Você nos ensinava a ver a cultura como mediação entre saberes, entre memórias e projetos. E é isso que comunidades indígenas, quilombolas e ribeirinhas vêm fazendo há séculos: narrar o mundo com outras categorias. Escutar a terra, os ciclos, os sinais. Mas suas vozes ainda são tratadas como “tradição” — nunca como tecnologia de futuro. Não se trata de incluir o outro, mas de transformar o todo. A crise climática nos obriga a decolonizar o imaginário do progresso. A romper com a ideia de que a natureza é recurso, que o desenvolvimento é expansão infinita.
Mas para isso, precisamos também de novas narrativas. Novas estéticas. O cinema ambiental cresce. As artes visuais denunciam e lamentam. A literatura distópica latino-americana já não é ficção, é crônica. E até a música popular — do rap ao forró — passou a tematizar a seca, a lama, o fogo. São modos de elaborar o que as políticas não dão conta.
— Talvez só a arte possa nos ensinar a enterrar os mortos sem esquecer dos vivos. A construir memória em meio aos escombros. A seguir, mesmo sem certeza.
Como seguir no estranho
As crises não são novidade, você nos lembra — o que muda é sua simultaneidade, sua intensidade, sua velocidade. E é isso que vivemos agora: tudo ao mesmo tempo. A guerra na timeline, a enchente na notificação, o colapso na sala de aula, a ia [assim mesmo] redigindo relatórios enquanto o corpo do professor adoece.Você escreveu que vivemos em sociedades “sem relato”, onde o passado foi apagado e o futuro é suspenso.

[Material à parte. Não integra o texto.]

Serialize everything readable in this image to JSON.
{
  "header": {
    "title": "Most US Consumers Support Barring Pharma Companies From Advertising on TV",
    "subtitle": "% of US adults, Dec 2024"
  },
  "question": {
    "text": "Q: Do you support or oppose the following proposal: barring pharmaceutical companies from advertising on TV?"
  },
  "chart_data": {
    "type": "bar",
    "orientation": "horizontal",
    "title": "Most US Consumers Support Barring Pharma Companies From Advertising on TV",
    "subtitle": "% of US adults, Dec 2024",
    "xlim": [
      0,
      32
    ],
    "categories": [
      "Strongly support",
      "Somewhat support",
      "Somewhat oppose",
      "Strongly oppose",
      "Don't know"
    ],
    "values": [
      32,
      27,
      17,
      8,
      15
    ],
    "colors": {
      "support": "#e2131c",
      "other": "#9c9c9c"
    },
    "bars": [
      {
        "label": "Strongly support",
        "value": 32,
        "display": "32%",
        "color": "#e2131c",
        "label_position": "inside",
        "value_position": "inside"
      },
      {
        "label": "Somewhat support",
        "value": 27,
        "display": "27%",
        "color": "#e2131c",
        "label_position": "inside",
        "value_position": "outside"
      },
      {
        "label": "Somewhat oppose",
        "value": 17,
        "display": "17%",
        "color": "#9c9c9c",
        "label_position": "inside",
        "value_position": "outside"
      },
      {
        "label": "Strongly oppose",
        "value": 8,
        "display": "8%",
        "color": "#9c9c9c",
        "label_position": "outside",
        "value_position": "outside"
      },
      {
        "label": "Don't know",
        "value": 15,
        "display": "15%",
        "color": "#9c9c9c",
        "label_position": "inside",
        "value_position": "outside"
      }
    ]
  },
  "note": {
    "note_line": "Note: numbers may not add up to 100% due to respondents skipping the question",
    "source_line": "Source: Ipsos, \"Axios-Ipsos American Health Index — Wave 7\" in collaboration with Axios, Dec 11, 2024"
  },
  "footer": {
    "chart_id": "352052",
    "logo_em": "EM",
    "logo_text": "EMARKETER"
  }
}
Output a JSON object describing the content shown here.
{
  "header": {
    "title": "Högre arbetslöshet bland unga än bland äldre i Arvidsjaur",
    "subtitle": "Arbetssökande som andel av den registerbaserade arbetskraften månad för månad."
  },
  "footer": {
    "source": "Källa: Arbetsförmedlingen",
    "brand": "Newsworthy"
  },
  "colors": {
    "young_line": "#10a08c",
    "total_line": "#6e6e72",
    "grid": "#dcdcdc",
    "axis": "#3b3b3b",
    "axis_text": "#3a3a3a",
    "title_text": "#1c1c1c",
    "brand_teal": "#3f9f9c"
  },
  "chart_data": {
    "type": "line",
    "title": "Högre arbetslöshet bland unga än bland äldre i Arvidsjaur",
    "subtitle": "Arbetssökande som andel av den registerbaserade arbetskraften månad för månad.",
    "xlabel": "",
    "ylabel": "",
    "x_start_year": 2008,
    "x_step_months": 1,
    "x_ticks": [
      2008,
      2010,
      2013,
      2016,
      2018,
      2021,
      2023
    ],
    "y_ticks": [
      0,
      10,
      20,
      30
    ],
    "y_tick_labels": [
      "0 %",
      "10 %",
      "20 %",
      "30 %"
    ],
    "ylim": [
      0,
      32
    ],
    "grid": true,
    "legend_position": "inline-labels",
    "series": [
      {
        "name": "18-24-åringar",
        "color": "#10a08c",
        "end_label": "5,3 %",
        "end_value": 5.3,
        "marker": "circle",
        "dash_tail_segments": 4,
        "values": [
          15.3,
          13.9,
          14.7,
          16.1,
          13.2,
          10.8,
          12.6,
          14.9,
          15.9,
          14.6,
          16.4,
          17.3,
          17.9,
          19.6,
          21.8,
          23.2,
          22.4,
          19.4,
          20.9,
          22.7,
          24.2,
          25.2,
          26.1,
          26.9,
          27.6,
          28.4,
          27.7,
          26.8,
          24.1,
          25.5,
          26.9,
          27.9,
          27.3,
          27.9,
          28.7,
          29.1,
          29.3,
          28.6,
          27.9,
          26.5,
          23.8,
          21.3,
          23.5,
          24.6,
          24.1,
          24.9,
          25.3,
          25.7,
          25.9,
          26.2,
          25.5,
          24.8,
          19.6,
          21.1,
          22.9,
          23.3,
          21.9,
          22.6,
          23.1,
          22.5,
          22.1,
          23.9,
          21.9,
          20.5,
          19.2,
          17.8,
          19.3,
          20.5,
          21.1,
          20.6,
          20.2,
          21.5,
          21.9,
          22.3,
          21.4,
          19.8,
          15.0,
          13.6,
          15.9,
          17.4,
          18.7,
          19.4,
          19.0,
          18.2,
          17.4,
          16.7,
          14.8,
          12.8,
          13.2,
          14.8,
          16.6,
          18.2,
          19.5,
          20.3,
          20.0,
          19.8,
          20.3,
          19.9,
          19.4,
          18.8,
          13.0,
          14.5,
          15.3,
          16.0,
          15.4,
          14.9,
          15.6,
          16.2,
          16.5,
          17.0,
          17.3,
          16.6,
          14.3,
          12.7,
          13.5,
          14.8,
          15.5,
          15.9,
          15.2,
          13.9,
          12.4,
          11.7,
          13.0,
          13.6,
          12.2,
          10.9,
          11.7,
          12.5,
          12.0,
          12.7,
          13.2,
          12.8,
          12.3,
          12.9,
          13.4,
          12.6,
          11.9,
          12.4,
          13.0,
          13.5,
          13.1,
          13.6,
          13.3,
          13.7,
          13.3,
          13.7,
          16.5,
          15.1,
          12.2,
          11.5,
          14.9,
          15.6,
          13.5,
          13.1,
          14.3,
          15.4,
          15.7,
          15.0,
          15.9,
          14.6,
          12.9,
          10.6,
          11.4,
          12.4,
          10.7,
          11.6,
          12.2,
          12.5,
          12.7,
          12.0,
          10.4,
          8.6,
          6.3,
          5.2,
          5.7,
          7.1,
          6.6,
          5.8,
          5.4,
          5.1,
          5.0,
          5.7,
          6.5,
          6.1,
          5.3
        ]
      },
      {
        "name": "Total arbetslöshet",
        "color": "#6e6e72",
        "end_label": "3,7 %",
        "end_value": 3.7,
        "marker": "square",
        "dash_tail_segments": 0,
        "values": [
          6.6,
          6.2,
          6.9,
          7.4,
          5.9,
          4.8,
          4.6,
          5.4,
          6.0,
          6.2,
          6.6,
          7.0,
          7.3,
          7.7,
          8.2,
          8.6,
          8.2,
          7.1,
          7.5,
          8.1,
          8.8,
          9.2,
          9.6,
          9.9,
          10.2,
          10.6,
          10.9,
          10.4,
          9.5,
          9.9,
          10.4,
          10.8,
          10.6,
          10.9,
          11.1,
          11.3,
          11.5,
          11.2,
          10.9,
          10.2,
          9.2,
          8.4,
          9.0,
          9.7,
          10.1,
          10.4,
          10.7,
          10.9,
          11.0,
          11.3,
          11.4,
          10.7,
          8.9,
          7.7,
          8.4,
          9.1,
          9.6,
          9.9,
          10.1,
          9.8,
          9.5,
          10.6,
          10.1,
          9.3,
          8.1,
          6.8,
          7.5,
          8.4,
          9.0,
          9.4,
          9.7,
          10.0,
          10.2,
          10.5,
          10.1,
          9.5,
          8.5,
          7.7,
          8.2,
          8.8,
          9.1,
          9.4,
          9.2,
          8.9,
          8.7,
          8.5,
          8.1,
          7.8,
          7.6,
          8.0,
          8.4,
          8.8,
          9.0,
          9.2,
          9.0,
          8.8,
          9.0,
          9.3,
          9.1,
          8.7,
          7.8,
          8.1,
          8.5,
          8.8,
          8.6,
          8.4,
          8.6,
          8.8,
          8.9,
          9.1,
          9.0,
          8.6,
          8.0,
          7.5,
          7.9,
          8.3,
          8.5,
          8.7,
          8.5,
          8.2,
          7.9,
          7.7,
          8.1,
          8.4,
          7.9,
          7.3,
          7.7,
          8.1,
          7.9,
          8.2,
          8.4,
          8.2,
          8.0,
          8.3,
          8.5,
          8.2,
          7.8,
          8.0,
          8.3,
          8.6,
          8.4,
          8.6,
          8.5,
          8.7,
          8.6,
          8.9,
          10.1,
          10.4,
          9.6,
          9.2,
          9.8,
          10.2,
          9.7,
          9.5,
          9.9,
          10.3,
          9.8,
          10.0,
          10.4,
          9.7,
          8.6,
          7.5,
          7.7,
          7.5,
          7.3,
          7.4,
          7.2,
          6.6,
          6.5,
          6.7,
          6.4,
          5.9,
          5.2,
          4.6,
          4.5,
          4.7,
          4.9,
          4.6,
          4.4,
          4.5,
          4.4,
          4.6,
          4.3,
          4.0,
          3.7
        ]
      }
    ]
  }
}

Talvez estejamos condenados a habitar o estranho. Mas isso não é o fim. Porque, como você nos ensinou, o estranho também pode ser o lugar da criação. A pergunta é: como podemos viver juntos em meio à estranheza? Como tecer laços sem garantias? Como escutar sem tentar domesticar o outro? Como ensinar, criar, amar — mesmo em ruínas? O que nos resta, talvez, é o exercício do entre a tela e o corpo, entre o algoritmo e o afeto, entre a catástrofe e a festa.
— Canclini, o mundo inteiro é um lugar ainda mais estranho.